All of these elements need to be seen together, in terms of cooperation with suppliers of products that are essential for nutrition and that we are unable to produce on the farm. It is essential to cooperate with a supplier who will provide the farm with components of the highest quality and guarantee deliveries always on time. Consulting is always important and may often turn out to be one of the most important factors determining the profitability of our production. Importance of animal nutrition for the environment

Maintaining many livestock always means big challenges in providing feed and managing faeces, which can be a big problem for water or air but also the best contribution to soil fertility.

We can never consider animal production in isolation from crop production. Livestock production is always based on raw materials/feed from field production, and the only and best direction, in accordance with the cycles of nature, to use animal manure is to nourish plants. A sustainable approach to agriculture involves a combined view of feed production and faeces utilisation. This is a valuable contribution to nutrient management, which can have a significant impact on soil management, particularly soil organic matter content, water retention and the ability to store unused mineral elements important to plants.

Increasing the organic matter content of the soil entails another benefit: increased biodiversity in the soil. Only about 5% of micro- and macro-organisms in the soil are harmful to our crops, while 95% support them or are neutral, although through their activities they also help them. Pathogenic organisms are mostly regulated, kept under control, by others that we – as a rule – do not care about. Increased biodiversity always supports soil productivity in the long term and reduces production costs.

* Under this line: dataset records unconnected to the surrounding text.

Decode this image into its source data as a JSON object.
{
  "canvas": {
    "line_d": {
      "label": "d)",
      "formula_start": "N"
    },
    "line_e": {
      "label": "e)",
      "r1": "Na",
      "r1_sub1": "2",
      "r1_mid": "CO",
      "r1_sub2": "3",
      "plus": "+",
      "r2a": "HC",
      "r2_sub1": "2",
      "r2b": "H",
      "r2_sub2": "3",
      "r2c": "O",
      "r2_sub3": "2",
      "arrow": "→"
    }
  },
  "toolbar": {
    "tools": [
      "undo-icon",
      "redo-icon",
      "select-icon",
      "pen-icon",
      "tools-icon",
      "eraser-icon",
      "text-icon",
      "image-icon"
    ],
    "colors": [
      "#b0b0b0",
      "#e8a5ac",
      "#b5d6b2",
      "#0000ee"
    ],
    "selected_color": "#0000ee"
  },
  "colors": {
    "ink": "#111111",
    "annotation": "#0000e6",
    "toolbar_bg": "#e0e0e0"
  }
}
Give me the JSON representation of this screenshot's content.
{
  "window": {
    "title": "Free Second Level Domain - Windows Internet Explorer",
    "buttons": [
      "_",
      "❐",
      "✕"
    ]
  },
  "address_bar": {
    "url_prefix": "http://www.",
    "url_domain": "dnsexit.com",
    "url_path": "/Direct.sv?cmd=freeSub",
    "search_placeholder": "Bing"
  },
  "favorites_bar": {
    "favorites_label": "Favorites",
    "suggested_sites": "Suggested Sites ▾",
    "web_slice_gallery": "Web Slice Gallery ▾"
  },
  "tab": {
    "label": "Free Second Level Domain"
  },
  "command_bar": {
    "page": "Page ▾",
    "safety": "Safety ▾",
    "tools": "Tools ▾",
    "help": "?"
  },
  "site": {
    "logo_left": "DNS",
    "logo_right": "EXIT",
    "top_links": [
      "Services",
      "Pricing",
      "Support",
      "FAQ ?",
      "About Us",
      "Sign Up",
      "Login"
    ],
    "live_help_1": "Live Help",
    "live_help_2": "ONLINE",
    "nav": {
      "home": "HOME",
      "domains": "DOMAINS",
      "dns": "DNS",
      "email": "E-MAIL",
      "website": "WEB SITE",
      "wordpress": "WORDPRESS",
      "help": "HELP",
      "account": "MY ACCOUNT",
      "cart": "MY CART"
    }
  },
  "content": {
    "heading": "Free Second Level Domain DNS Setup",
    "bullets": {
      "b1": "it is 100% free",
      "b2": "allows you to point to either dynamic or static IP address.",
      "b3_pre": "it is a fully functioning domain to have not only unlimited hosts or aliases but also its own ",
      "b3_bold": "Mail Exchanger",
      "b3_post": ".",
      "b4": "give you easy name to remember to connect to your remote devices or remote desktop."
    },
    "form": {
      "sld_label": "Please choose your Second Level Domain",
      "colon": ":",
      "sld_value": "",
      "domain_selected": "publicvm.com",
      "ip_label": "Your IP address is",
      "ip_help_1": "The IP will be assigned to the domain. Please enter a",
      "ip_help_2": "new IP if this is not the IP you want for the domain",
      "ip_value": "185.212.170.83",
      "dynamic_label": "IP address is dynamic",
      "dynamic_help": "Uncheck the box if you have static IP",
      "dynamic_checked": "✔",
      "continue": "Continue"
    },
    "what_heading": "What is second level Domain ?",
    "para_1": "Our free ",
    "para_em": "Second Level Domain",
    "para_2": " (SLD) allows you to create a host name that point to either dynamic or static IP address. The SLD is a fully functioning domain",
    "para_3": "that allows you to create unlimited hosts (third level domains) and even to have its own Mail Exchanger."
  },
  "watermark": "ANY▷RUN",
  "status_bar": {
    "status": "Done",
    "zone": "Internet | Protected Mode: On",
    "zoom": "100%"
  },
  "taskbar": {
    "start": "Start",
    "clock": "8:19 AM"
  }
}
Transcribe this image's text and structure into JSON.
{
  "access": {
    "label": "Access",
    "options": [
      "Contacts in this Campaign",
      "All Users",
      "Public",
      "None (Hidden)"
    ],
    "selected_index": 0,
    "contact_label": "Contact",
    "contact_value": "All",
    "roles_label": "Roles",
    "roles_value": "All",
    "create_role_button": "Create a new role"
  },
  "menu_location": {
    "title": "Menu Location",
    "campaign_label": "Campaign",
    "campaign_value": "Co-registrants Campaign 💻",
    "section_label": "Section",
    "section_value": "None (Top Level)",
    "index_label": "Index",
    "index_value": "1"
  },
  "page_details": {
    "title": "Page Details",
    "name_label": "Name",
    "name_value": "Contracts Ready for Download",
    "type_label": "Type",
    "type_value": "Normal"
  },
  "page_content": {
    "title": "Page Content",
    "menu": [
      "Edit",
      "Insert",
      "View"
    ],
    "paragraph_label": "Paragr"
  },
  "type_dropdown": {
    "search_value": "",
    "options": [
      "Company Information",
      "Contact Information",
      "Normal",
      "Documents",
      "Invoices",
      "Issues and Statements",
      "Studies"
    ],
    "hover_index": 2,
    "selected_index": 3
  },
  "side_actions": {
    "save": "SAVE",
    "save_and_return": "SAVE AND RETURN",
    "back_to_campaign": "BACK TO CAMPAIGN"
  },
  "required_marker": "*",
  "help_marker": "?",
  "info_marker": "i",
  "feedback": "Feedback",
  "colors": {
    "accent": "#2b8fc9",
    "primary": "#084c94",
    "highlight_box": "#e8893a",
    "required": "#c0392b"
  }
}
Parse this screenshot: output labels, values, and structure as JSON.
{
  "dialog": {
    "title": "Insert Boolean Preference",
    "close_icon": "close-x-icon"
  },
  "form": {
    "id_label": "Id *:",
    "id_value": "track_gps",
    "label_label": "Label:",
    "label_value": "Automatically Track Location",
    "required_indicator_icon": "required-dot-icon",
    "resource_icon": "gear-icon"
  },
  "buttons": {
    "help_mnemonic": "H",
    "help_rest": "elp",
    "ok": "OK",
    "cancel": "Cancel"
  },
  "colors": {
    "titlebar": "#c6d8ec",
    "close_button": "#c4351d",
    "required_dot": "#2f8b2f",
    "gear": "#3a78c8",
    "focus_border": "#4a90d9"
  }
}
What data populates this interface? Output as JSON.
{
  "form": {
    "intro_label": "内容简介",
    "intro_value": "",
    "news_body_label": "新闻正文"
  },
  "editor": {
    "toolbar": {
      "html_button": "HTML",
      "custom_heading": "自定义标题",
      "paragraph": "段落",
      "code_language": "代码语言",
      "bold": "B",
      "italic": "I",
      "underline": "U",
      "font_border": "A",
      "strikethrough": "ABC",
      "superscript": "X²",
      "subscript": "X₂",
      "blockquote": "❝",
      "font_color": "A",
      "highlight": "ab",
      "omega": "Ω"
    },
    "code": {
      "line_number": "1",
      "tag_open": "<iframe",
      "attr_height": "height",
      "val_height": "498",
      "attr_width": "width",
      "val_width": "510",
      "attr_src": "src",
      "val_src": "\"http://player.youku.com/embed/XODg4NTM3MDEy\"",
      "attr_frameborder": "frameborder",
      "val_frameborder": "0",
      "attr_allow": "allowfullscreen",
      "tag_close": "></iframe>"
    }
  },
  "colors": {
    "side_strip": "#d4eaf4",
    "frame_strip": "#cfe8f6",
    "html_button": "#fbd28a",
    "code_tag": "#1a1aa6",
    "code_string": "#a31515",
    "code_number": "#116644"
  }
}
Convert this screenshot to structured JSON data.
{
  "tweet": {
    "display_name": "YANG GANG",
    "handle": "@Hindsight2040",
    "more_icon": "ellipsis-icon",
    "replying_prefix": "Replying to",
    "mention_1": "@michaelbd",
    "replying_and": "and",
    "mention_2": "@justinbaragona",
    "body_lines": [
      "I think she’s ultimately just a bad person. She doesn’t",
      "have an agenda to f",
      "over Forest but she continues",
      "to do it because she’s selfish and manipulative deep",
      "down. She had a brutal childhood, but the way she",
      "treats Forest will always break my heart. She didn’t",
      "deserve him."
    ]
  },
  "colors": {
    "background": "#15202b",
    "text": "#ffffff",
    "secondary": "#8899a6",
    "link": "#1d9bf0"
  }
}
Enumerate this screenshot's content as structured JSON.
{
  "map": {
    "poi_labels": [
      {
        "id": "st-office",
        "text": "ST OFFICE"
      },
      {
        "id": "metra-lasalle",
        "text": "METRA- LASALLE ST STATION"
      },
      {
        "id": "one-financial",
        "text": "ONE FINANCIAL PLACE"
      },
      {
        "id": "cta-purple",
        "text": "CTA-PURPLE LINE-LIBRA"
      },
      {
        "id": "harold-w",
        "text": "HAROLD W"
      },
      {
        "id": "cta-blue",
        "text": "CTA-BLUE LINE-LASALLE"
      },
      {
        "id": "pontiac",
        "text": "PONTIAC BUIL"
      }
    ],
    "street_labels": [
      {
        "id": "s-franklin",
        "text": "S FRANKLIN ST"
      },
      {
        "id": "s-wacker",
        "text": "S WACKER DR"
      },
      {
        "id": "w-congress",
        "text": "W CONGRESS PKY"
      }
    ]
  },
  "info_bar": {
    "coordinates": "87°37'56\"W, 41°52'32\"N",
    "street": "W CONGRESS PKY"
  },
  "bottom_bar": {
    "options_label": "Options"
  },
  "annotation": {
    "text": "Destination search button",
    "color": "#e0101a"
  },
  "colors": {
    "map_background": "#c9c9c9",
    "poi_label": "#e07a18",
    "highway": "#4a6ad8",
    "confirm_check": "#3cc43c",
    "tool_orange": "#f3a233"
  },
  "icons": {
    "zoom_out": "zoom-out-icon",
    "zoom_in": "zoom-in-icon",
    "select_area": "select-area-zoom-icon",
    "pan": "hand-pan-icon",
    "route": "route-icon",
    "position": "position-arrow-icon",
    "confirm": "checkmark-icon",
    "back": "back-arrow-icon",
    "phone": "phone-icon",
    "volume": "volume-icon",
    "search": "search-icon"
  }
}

Good development of plant biomass, a large amount of post-harvest or post-crop residues, allows them to be used to rebuild organic matter in soils. Having lost about 25-30% of organic matter from Poland’s soils since the 1960s of the 20th century, we need to rebuild these losses to balance our agricultural system. This means tying up huge amounts of carbon dioxide in our soils, which is included in both the European Green Deal and specific strategies for agriculture and the environment. This cannot be done using existing methods of conventional cultivation of field crops.